Timo Flott: Die Four Suite ist das wichtigste Marketinginstrument des Projektentwicklers Groß & Partner, um die Flächen des im Entstehen befindlichen Four-Quartiers zu verkaufen. Von der Four Suite blickt man direkt auf die Baustelle des Four – ein Bild, das momentan noch Baukräne und Betongrau dominieren. Die Suite entstand, um Kaufinteressenten eine möglichst plastische Idee ihres künftigen Wohntraums zu vermitteln. In den einzelnen Bereichen der Suite stellen wir unterschiedliche Wohnsituationen vor, ohne diese jedoch – wie in einer Musterwohnung – auszugestalten. Vielmehr findet man hier Raumzitate einer Küche oder eines Bads.

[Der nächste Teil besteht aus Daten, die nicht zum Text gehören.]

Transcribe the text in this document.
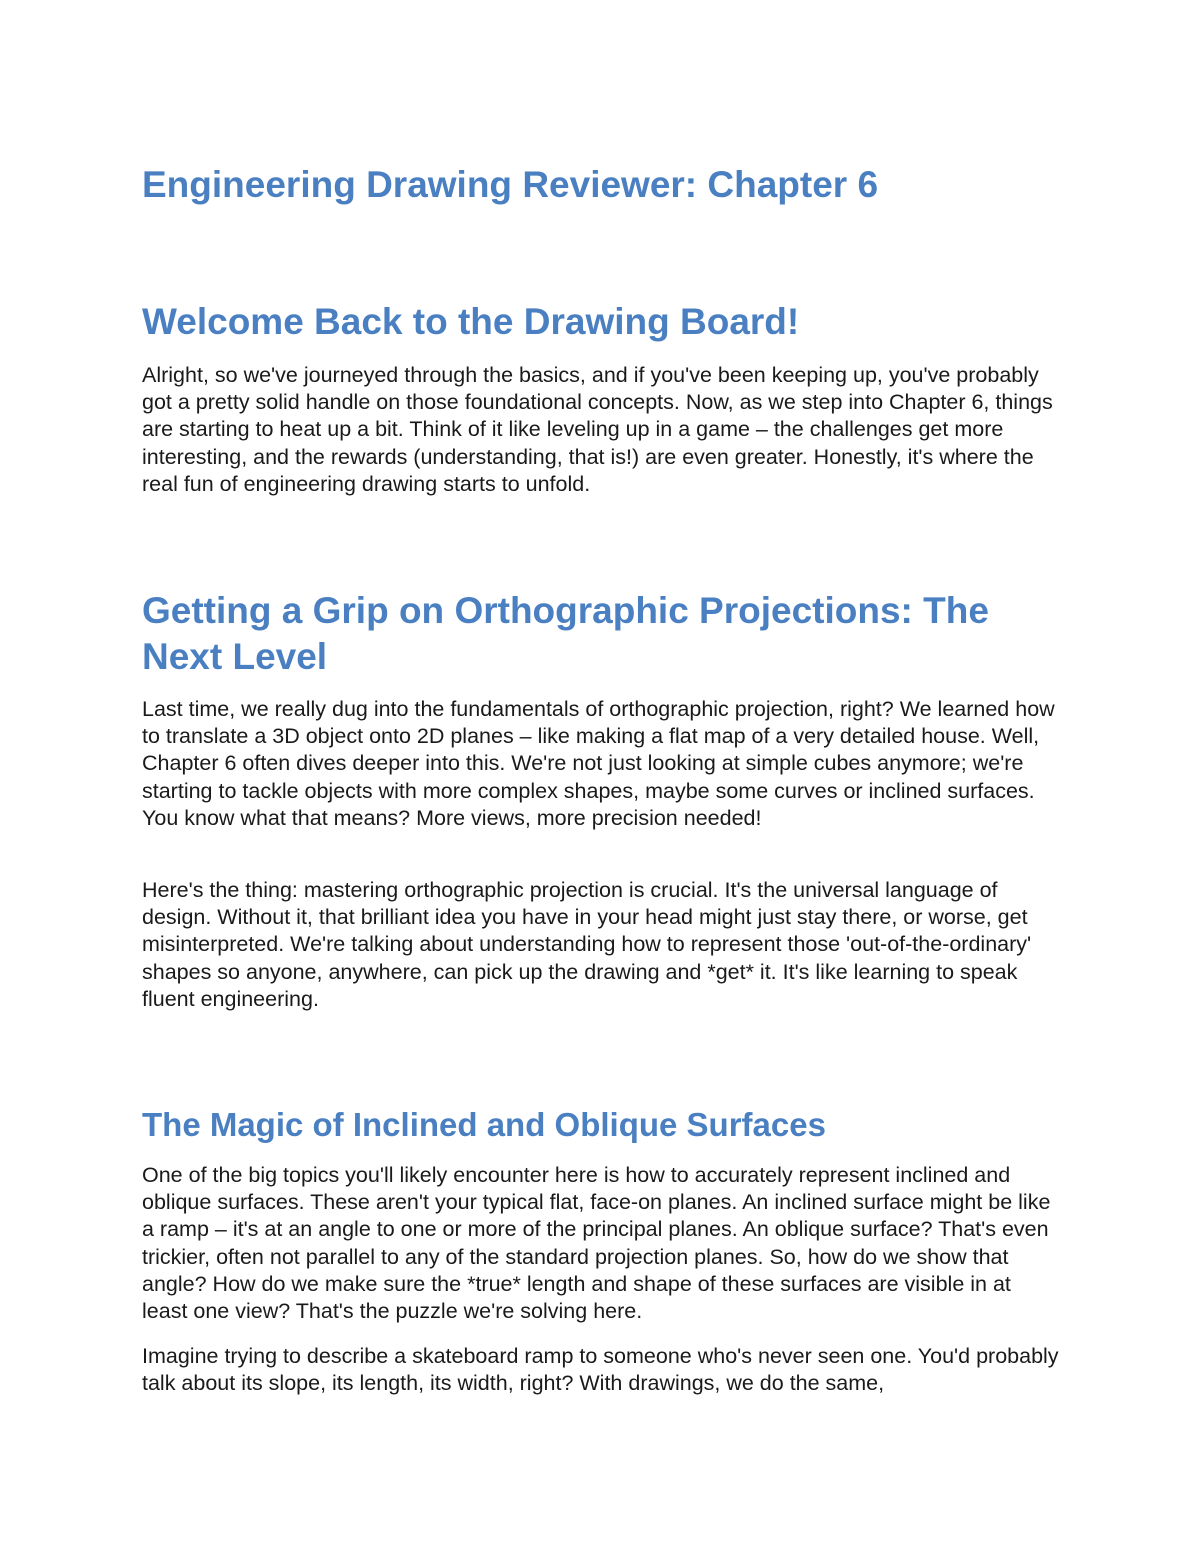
Engineering Drawing Reviewer: Chapter 6
Welcome Back to the Drawing Board!

Alright, so we've journeyed through the basics, and if you've been keeping up, you've probably got a pretty solid handle on those foundational concepts. Now, as we step into Chapter 6, things are starting to heat up a bit. Think of it like leveling up in a game – the challenges get more interesting, and the rewards (understanding, that is!) are even greater. Honestly, it's where the real fun of engineering drawing starts to unfold.

Getting a Grip on Orthographic Projections: The Next Level

Last time, we really dug into the fundamentals of orthographic projection, right? We learned how to translate a 3D object onto 2D planes – like making a flat map of a very detailed house. Well, Chapter 6 often dives deeper into this. We're not just looking at simple cubes anymore; we're starting to tackle objects with more complex shapes, maybe some curves or inclined surfaces. You know what that means? More views, more precision needed!

Here's the thing: mastering orthographic projection is crucial. It's the universal language of design. Without it, that brilliant idea you have in your head might just stay there, or worse, get misinterpreted. We're talking about understanding how to represent those 'out-of-the-ordinary' shapes so anyone, anywhere, can pick up the drawing and *get* it. It's like learning to speak fluent engineering.

The Magic of Inclined and Oblique Surfaces

One of the big topics you'll likely encounter here is how to accurately represent inclined and oblique surfaces. These aren't your typical flat, face-on planes. An inclined surface might be like a ramp – it's at an angle to one or more of the principal planes. An oblique surface? That's even trickier, often not parallel to any of the standard projection planes. So, how do we show that angle? How do we make sure the *true* length and shape of these surfaces are visible in at least one view? That's the puzzle we're solving here.

Imagine trying to describe a skateboard ramp to someone who's never seen one. You'd probably talk about its slope, its length, its width, right? With drawings, we do the same,
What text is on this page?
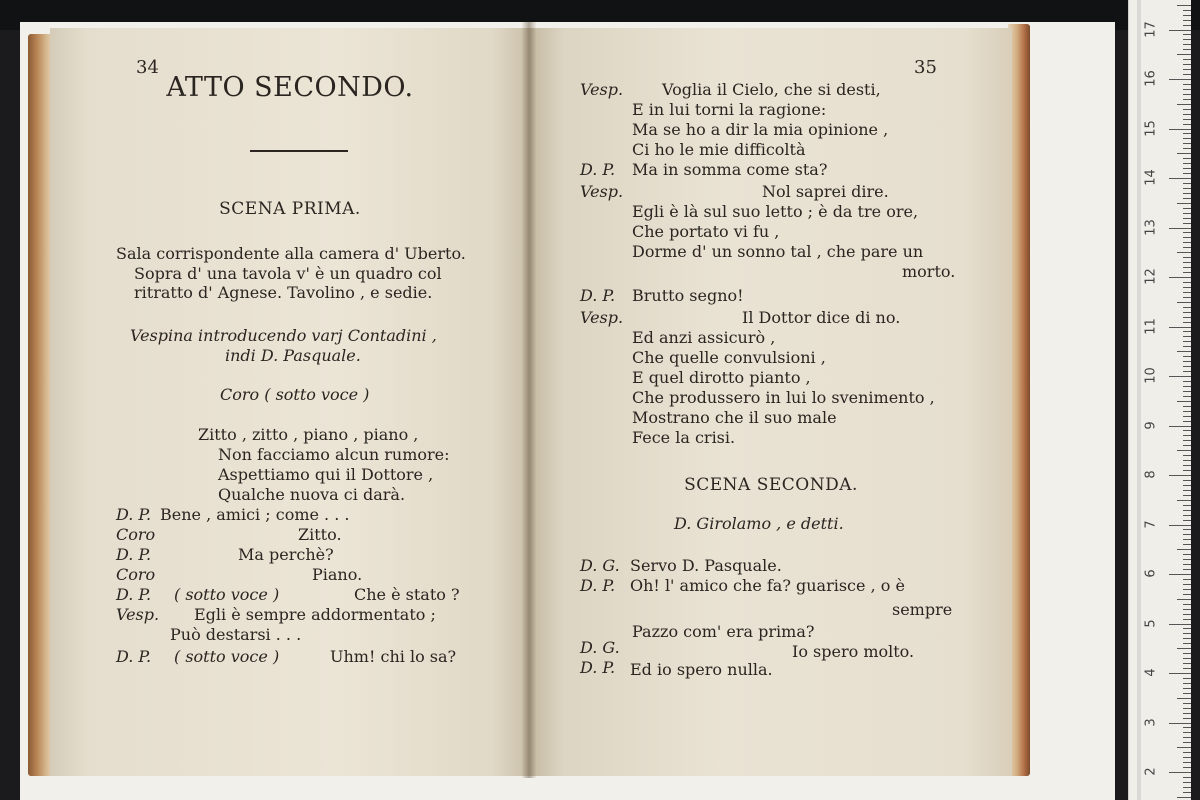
34
ATTO SECONDO.
SCENA PRIMA.
Sala corrispondente alla camera d' Uberto.
Sopra d' una tavola v' è un quadro col
ritratto d' Agnese. Tavolino , e sedie.
Vespina introducendo varj Contadini ,
indi D. Pasquale.
Coro ( sotto voce )
Zitto , zitto , piano , piano ,
Non facciamo alcun rumore:
Aspettiamo qui il Dottore ,
Qualche nuova ci darà.
D. P. Bene , amici ; come . . .
Coro	Zitto.
D. P.	Ma perchè?
Coro	Piano.
D. P. ( sotto voce )	Che è stato ?
Vesp. Egli è sempre addormentato ;
Può destarsi . . .
D. P. ( sotto voce )	Uhm! chi lo sa?
35
Vesp. Voglia il Cielo, che si desti,
E in lui torni la ragione:
Ma se ho a dir la mia opinione ,
Ci ho le mie difficoltà
D. P. Ma in somma come sta?
Vesp.	Nol saprei dire.
Egli è là sul suo letto ; è da tre ore,
Che portato vi fu ,
Dorme d' un sonno tal , che pare un
morto.
D. P. Brutto segno!
Vesp.	Il Dottor dice di no.
Ed anzi assicurò ,
Che quelle convulsioni ,
E quel dirotto pianto ,
Che produssero in lui lo svenimento ,
Mostrano che il suo male
Fece la crisi.
SCENA SECONDA.
D. Girolamo , e detti.
D. G. Servo D. Pasquale.
D. P. Oh! l' amico che fa? guarisce , o è
sempre
Pazzo com' era prima?
D. G.	Io spero molto.
D. P. Ed io spero nulla.
2
3
4
5
6
7
8
9
10
11
12
13
14
15
16
17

In jedem Bereich werden Materialmuster und Produkte präsentiert, mit deren Hilfe die Interessenten ihre Oberflächen für die im Kaufpreis enthaltene Grundausstattung auswählen können.

Wie kam es zur Idee der virtuellen Simulation und wie haben Sie diese realisiert?

Timo Flott: Die Materialien beziehen sich im Wesentlichen auf Wand, Boden und Decke. Ein wirklicher Raumeindruck entsteht so noch nicht. Unser Kunde Groß & Partner hatte sich deshalb eine virtuelle Simulation der Wohnungen inklusive Blick nach draußen gewünscht, da der in dieser Lage ein Highlight und Verkaufsargument ist. Als sinnvolles Tool erschien eine zusätzliche 360°-Simulation. Die 3D-Modellierung und technische Umsetzung der VR-Visualisierung übernahm die Agentur Raumgleiter aus Zürich. Die Experten dort haben das dafür notwendige Know-how, sind aber keine Innenarchitekten. Deshalb entwickelten wir einen 100-seitigen Styleguide – mit einem detailliert beschriebenen Grundaufbau und drei vollständig ausgestalteten Wohnungen für jeweils unterschiedliche Zielgruppen. Für diese haben wir sämtliche Ausstattungsobjekte definiert. Damit wurden dann 45 Wohnungstypen vollständig durchmodelliert. Der Blick nach draußen wird für alle 242 Wohnungen realistisch simuliert.

Seit wann und wie setzen Sie digitale Visualisierungen ein?

Timo Flott: Vom klassischen Modellbau hat sich unser Büro bereits vor 15 Jahren verabschiedet und durch 3D-Visualisierung ersetzt. Wir kommen dabei ohne eine eigene Digitalabteilung aus, denn die Mitarbeiter in den Entwurfsabteilungen unserer drei Standorte haben alle hohe Qualifikationen im dreidimensionalen Modellieren. Die Highend-Renderings übernehmen unsere Fachleute, die meist nur eine klassische Ausbildung zum (Innen-)Architekten haben, sich aber oft schon während des Studiums für die dafür notwendige Software begeisterten. Für den echten Fotorealismus verwenden wir ‚3DSMax‘ und Plug-ins wie ‚VRay‘ oder das Rendering-Programm ‚Corona‘. In jüngster Zeit setzen wir auch ‚Enscape‘ ein.

Gegenüber der 3D-Visualisierung gibt es viele Vorurteile: Sie sei nicht direkt fühl- oder erlebbar. Was meinen Sie?

Timo Flott: Wir selbst haben keine Vorurteile und sind immer offen für Neues. Bei VR sind wir noch zurückhaltend. Außerdem kann die Simulatorkrankheit, ein Spezialfall der Bewegungskrankheit, die durch visuell dargebotenes Bildmaterial ausgelöst werden kann, den Spaß schnell verderben. Wir verwenden deshalb hauptsächlich statische Visualisierungen. Fotorealistische Bilder zeigen dem Kunden, wie sich ein Entwurf materialisieren kann. Die Sinne lassen sich aber nur mit realen Materialien ansprechen. Deshalb unterhalten wir ein eigenes Materiallabor mit mehreren Personen. Dort werden aufwendige Materialcollagen erstellt, die wir zur Bemusterung vor Ort präsentieren.

Zur Person
Timo Flott schloss sein Studium der Innenarchitektur an der Fachhochschule Kaiserslautern mit dem Master of Arts ab. Seit 2014 arbeitet er bei der Ippolito Fleitz Group, zunächst als Senior Innenarchitekt, seit 2019 als Design Director.